Le juge lui demanda :

« Qui donc a introduit le chef des étrangers dans notre pays ?

— C’est moi-même !

— Et les deux autres prêtres, où sont-ils ? »

À ces mots, Augustin ne répondit rien, malgré la cruelle torture employée pour le faire parler.

Charles T’sio fut digne de ses deux amis. Depuis longtemps, il pensait au martyre. Cette année-là même, à trois reprises, des visions lui annoncèrent cette grâce. Aussi était-il plein de confiance et de joie au milieu des supplices.

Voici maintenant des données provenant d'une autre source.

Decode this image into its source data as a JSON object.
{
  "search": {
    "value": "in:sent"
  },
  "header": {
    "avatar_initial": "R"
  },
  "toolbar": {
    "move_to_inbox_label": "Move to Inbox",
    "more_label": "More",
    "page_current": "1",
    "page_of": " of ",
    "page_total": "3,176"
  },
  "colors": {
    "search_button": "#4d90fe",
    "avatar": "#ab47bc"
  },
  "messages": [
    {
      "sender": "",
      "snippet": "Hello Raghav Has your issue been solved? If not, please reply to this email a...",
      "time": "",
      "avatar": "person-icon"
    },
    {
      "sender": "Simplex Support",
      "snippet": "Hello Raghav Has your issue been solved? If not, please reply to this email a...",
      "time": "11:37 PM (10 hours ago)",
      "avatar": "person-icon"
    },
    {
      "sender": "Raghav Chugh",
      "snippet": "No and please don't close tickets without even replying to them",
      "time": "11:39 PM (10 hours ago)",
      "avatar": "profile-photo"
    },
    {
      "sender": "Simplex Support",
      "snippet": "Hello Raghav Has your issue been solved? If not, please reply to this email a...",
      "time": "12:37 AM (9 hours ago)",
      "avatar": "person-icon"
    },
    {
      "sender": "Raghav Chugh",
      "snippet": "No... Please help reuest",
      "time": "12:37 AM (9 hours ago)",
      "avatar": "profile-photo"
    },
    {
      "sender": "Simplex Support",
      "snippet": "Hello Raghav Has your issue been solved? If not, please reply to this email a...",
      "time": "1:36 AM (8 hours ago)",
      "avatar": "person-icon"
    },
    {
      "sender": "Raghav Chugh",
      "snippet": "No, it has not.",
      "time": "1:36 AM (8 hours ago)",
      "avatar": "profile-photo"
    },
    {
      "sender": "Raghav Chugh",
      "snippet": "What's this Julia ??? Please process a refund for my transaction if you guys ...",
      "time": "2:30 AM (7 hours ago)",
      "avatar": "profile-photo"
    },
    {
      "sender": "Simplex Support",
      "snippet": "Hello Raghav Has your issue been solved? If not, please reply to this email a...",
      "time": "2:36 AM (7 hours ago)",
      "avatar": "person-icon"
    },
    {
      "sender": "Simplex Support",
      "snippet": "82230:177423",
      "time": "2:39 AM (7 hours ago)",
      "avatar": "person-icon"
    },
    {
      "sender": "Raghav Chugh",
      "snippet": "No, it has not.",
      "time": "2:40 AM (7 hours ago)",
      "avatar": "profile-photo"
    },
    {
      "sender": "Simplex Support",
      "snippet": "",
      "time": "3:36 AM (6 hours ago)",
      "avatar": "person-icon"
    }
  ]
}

Comme on tenait beaucoup, à la cour, à s’emparer des deux autres prêtres, les bourreaux ne négligèrent aucun moyen barbare pour arracher des prisonniers le secret de leur retraite. Tous les trois, assis sur une planche, les mains liées au dos, et tout le corps solidement attaché à un appui, il leur fallait répondre à toutes les questions du juge. On les frappa sur le devant des jambes avec des bâtons ; on leur fit ployer les os des bras et des jambes, au moyen de morceaux de bois triangulaires. Avec des cordes de crin, frottées sur leurs membres par un mouvement de va-et-vient, on leur scia les chairs dont les lambeaux détachés tombaient à leurs pieds. Et cependant ils demeurèrent fidèles jusqu’au bout. La grâce les soutenait, et l’exemple de leur évêque souffrant, comme eux, les mêmes horribles traitements, partageant leur triste prison, les animait à la persévérance.

Enfin, au lendemain de l’exécution des trois missionnaires, Paul et Augustin furent conduits au supplice, et, quatre jours après, Charles T’sio partageait leur sort. Ainsi Dieu daigna honorer de la pourpre du martyre le dévouement de ces fidèles serviteurs à la cause de la religion.

Malgré ses soixante-dix-neuf ans, Cécile, la mère de Paul, reçut ainsi que sa fille Élisabeth, deux cent trente coups de verge. Elle mourut dans sa prison des suites de ses blessures. Sa fille fut décapitée peu après et alla ainsi rejoindre au ciel, la dernière, les membres de cette famille de martyrs.